The Hollingsworth Cos. broke ground this year on an 80-acre expansion of the SouthPoint Business Park, providing more space for industrial tenants. This spring, Morrisofa Global, a China-based importer and distributor of upholstered furniture, leased a 92,000-square-foot building on the site, the eighth company to move in.

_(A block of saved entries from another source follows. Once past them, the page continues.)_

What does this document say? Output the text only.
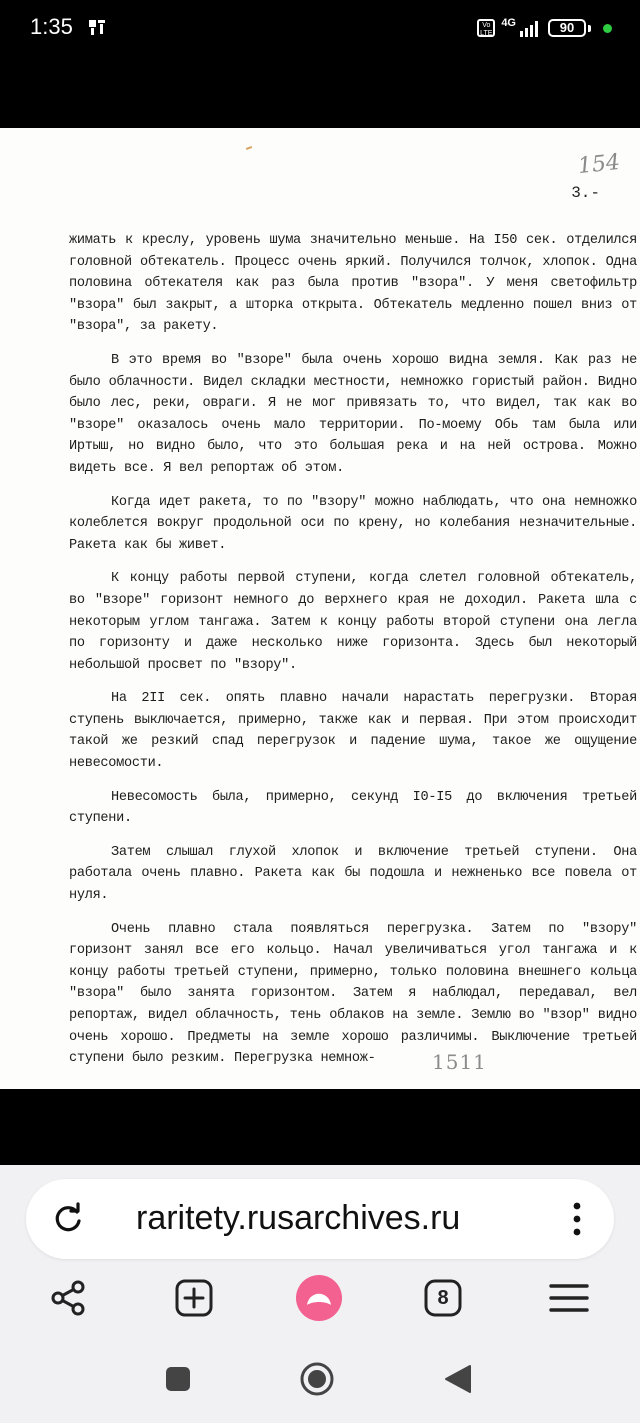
1:35	Vo LTE
4G	90
154
3.-

жимать к креслу, уровень шума значительно меньше. На I50 сек. отделился головной обтекатель. Процесс очень яркий. Получился толчок, хлопок. Одна половина обтекателя как раз была против "взора". У меня светофильтр "взора" был закрыт, а шторка открыта. Обтекатель медленно пошел вниз от "взора", за ракету.

В это время во "взоре" была очень хорошо видна земля. Как раз не было облачности. Видел складки местности, немножко гористый район. Видно было лес, реки, овраги. Я не мог привязать то, что видел, так как во "взоре" оказалось очень мало территории. По-моему Обь там была или Иртыш, но видно было, что это большая река и на ней острова. Можно видеть все. Я вел репортаж об этом.

Когда идет ракета, то по "взору" можно наблюдать, что она немножко колеблется вокруг продольной оси по крену, но колебания незначительные. Ракета как бы живет.

К концу работы первой ступени, когда слетел головной обтекатель, во "взоре" горизонт немного до верхнего края не доходил. Ракета шла с некоторым углом тангажа. Затем к концу работы второй ступени она легла по горизонту и даже несколько ниже горизонта. Здесь был некоторый небольшой просвет по "взору".

На 2II сек. опять плавно начали нарастать перегрузки. Вторая ступень выключается, примерно, также как и первая. При этом происходит такой же резкий спад перегрузок и падение шума, такое же ощущение невесомости.

Невесомость была, примерно, секунд I0-I5 до включения третьей ступени.

Затем слышал глухой хлопок и включение третьей ступени. Она работала очень плавно. Ракета как бы подошла и нежненько все повела от нуля.

Очень плавно стала появляться перегрузка. Затем по "взору" горизонт занял все его кольцо. Начал увеличиваться угол тангажа и к концу работы третьей ступени, примерно, только половина внешнего кольца "взора" было занята горизонтом. Затем я наблюдал, передавал, вел репортаж, видел облачность, тень облаков на земле. Землю во "взор" видно очень хорошо. Предметы на земле хорошо различимы. Выключение третьей ступени было резким. Перегрузка немнож-	1511
raritety.rusarchives.ru
8
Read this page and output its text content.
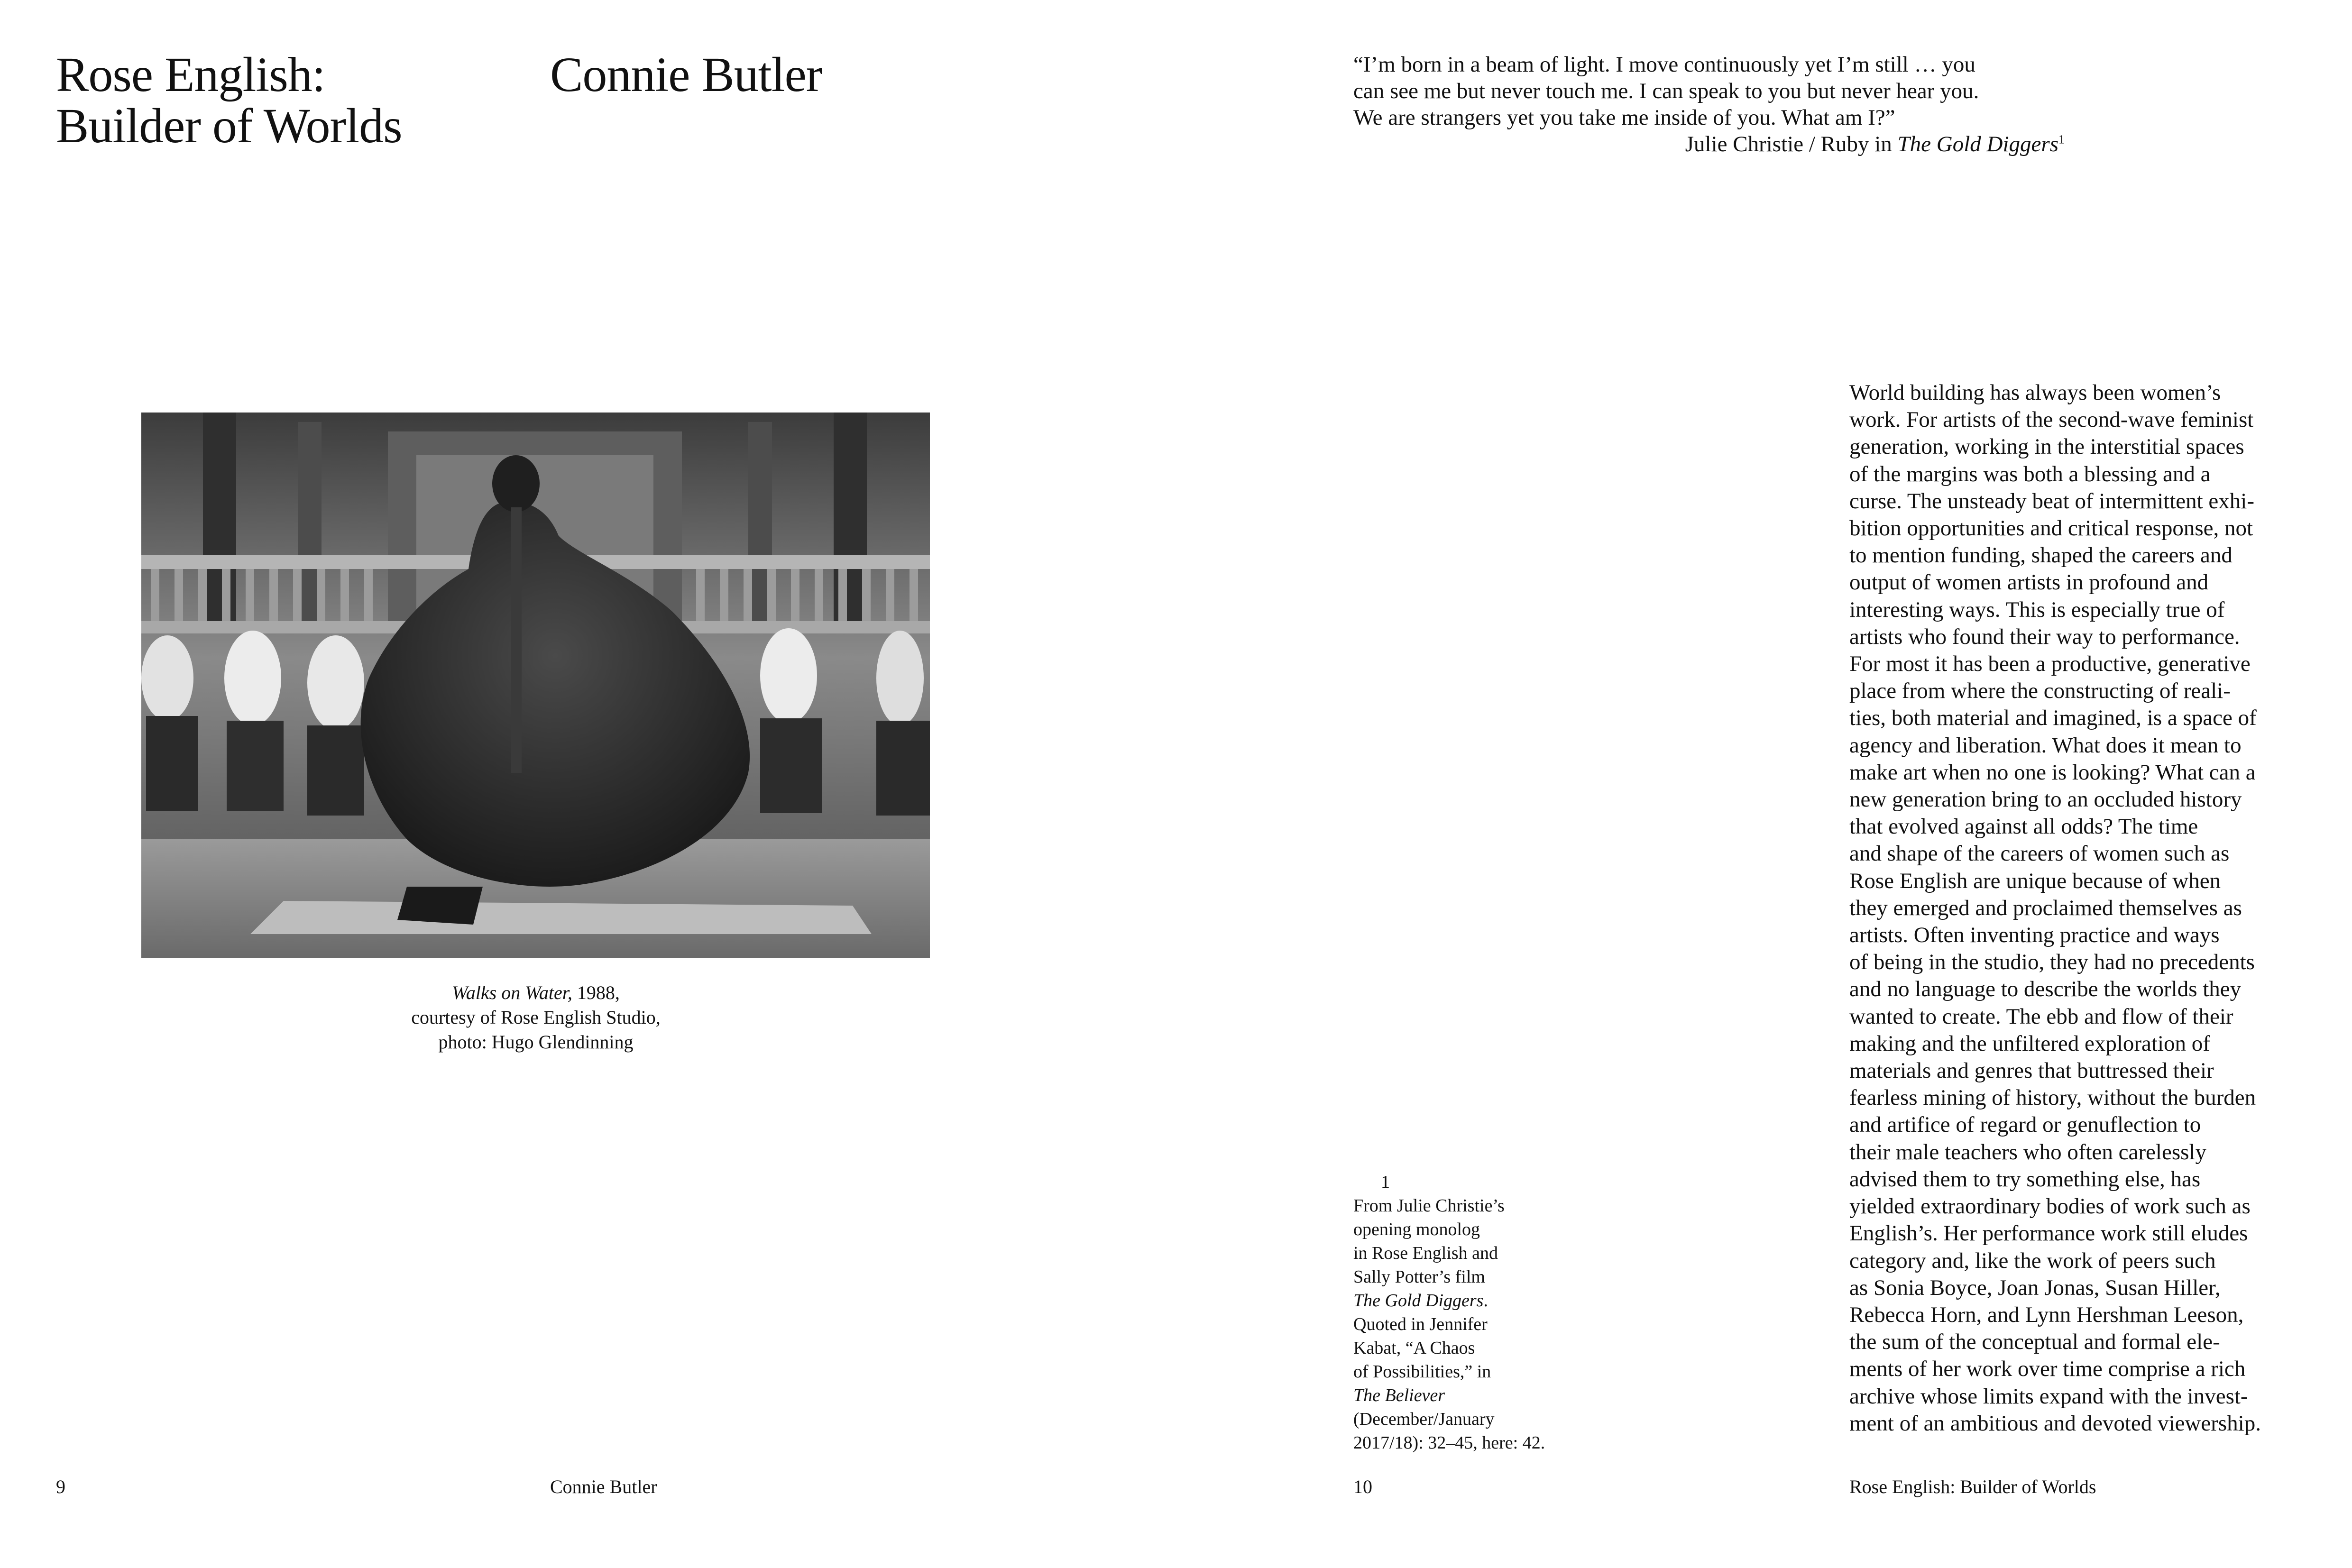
Rose English:
Builder of Worlds
Connie Butler
Walks on Water, 1988,
courtesy of Rose English Studio,
photo: Hugo Glendinning
9	Connie Butler
“I’m born in a beam of light. I move continuously yet I’m still … you
can see me but never touch me. I can speak to you but never hear you.
We are strangers yet you take me inside of you. What am I?”
Julie Christie / Ruby in The Gold Diggers$^1$
1
From Julie Christie’s
opening monolog
in Rose English and
Sally Potter’s film
The Gold Diggers.
Quoted in Jennifer
Kabat, “A Chaos
of Possibilities,” in
The Believer
(December/January
2017/18): 32–45, here: 42.
World building has always been women’s
work. For artists of the second-wave feminist
generation, working in the interstitial spaces
of the margins was both a blessing and a
curse. The unsteady beat of intermittent exhi-
bition opportunities and critical response, not
to mention funding, shaped the careers and
output of women artists in profound and
interesting ways. This is especially true of
artists who found their way to performance.
For most it has been a productive, generative
place from where the constructing of reali-
ties, both material and imagined, is a space of
agency and liberation. What does it mean to
make art when no one is looking? What can a
new generation bring to an occluded history
that evolved against all odds? The time
and shape of the careers of women such as
Rose English are unique because of when
they emerged and proclaimed themselves as
artists. Often inventing practice and ways
of being in the studio, they had no precedents
and no language to describe the worlds they
wanted to create. The ebb and flow of their
making and the unfiltered exploration of
materials and genres that buttressed their
fearless mining of history, without the burden
and artifice of regard or genuflection to
their male teachers who often carelessly
advised them to try something else, has
yielded extraordinary bodies of work such as
English’s. Her performance work still eludes
category and, like the work of peers such
as Sonia Boyce, Joan Jonas, Susan Hiller,
Rebecca Horn, and Lynn Hershman Leeson,
the sum of the conceptual and formal ele-
ments of her work over time comprise a rich
archive whose limits expand with the invest-
ment of an ambitious and devoted viewership.
10	Rose English: Builder of Worlds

Mocksville is a comfy spot for Morrisofa, because even though so many furniture jobs have packed up and moved out of North Carolina, they’re still a centerpiece of Davie County’s economy. A few miles east of Mocksville, in unincorporated Advance, Ashley Furniture opened a 2.8 million-square-foot manufacturing and distribution center in 2013 and now has a payroll of about 1,100 people.

Clearly, Mocksville has both big-business bona fides and Main Street mojo. The Main Street Park is adding a plaza with a fountain, a clock, an arbor trellis and a shelter. It wasn’t long ago that buildings along Main Street sat idle; now, downtown has an energy of espresso proportions. When you have a coffee shop next to a cozy, independent bookstore — both of them across the street from an Irish pub and an ice cream parlor, and all of them a few sidewalk benches down from boutiques and a day spa named the Wicked Salon — you have a place worthy of showing off one’s hometown pride on the front bumper.